Tracking and reporting: Online recognition programs track every recognition, reward, inquiry and transaction in a system to provide extensive data about the program. Administrators can easily see how a recognition program is trending, identify top performers, make correlations with business objectives and track the budget.

Peer-to-peer recognition: Empowering employees to recognize each other using an online solution is immediate, fosters teamwork and enables a culture of recognition.

Communication portal: The details of a rewards and recognition program and company culture can be communicated all in one place by sharing pictures of a party, training videos or other important information and news.

Launch with a splash

An employer could have the best recognition program in the world but it won’t see the desired results if the program is not communicated properly to encourage rapid employee adoption and use of the online program. Companies should create excitement around the new program with an internal communications plan that includes teaser emails, posters and videos. Providing promotional materials to employees prior to launch day with a link to the program website also encourages program activation and use.
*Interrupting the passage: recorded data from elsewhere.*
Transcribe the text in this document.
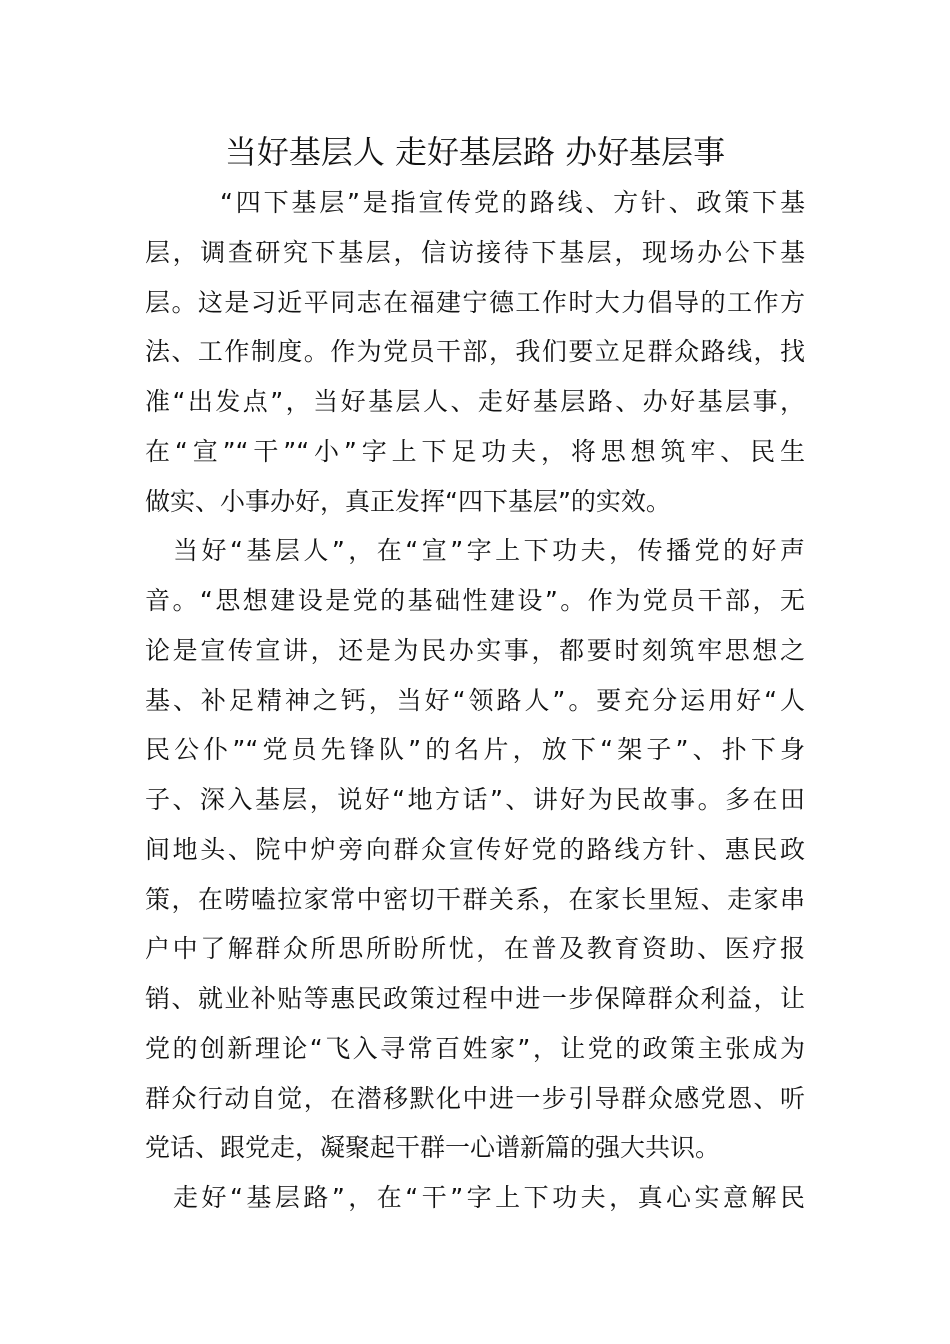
当好基层人 走好基层路 办好基层事
“四下基层”是指宣传党的路线、方针、政策下基
层，调查研究下基层，信访接待下基层，现场办公下基
层。这是习近平同志在福建宁德工作时大力倡导的工作方
法、工作制度。作为党员干部，我们要立足群众路线，找
准“出发点”，当好基层人、走好基层路、办好基层事，
在“宣”“干”“小”字上下足功夫，将思想筑牢、民生
做实、小事办好，真正发挥“四下基层”的实效。
当好“基层人”，在“宣”字上下功夫，传播党的好声
音。“思想建设是党的基础性建设”。作为党员干部，无
论是宣传宣讲，还是为民办实事，都要时刻筑牢思想之
基、补足精神之钙，当好“领路人”。要充分运用好“人
民公仆”“党员先锋队”的名片，放下“架子”、扑下身
子、深入基层，说好“地方话”、讲好为民故事。多在田
间地头、院中炉旁向群众宣传好党的路线方针、惠民政
策，在唠嗑拉家常中密切干群关系，在家长里短、走家串
户中了解群众所思所盼所忧，在普及教育资助、医疗报
销、就业补贴等惠民政策过程中进一步保障群众利益，让
党的创新理论“飞入寻常百姓家”，让党的政策主张成为
群众行动自觉，在潜移默化中进一步引导群众感党恩、听
党话、跟党走，凝聚起干群一心谱新篇的强大共识。
走好“基层路”，在“干”字上下功夫，真心实意解民
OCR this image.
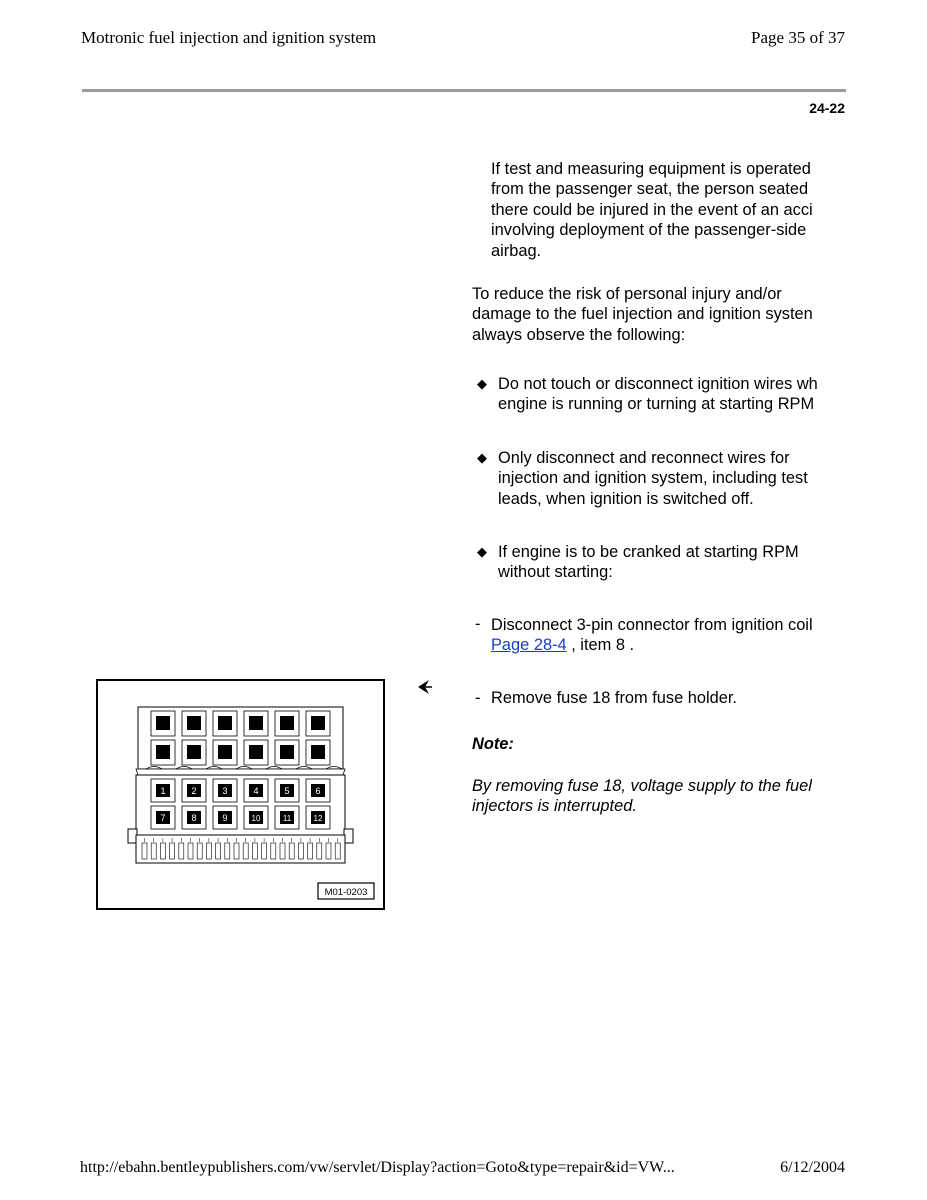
Motronic fuel injection and ignition system	Page 35 of 37
24-22
If test and measuring equipment is operated
from the passenger seat, the person seated
there could be injured in the event of an acci
involving deployment of the passenger-side
airbag.
To reduce the risk of personal injury and/or
damage to the fuel injection and ignition systen
always observe the following:
◆ Do not touch or disconnect ignition wires wh
engine is running or turning at starting RPM
◆ Only disconnect and reconnect wires for
injection and ignition system, including test
leads, when ignition is switched off.
◆ If engine is to be cranked at starting RPM
without starting:
- Disconnect 3-pin connector from ignition coil
Page 28-4 , item 8 .
- Remove fuse 18 from fuse holder.
Note:
By removing fuse 18, voltage supply to the fuel
injectors is interrupted.
1	2	3	4	5	6
7	8	9	10	11	12
M01-0203
http://ebahn.bentleypublishers.com/vw/servlet/Display?action=Goto&type=repair&id=VW...	6/12/2004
Training managers on the program prior to launch is also critical — managers need to know how and when to recognize top-performing employees. It’s also important to stress online recognition does not replace face-to-face or on-the-spot recognition.

Ultimately, human capital drives competitive advantage and business growth. Top performing employees who fit the corporate culture are a company’s greatest assets — they push an organization forward and inspire their peers to excel.

An effective employee recognition program can add a much-needed human dimension to the total compensation package and go a long way toward retaining top performers and attracting new talent. Start recognizing.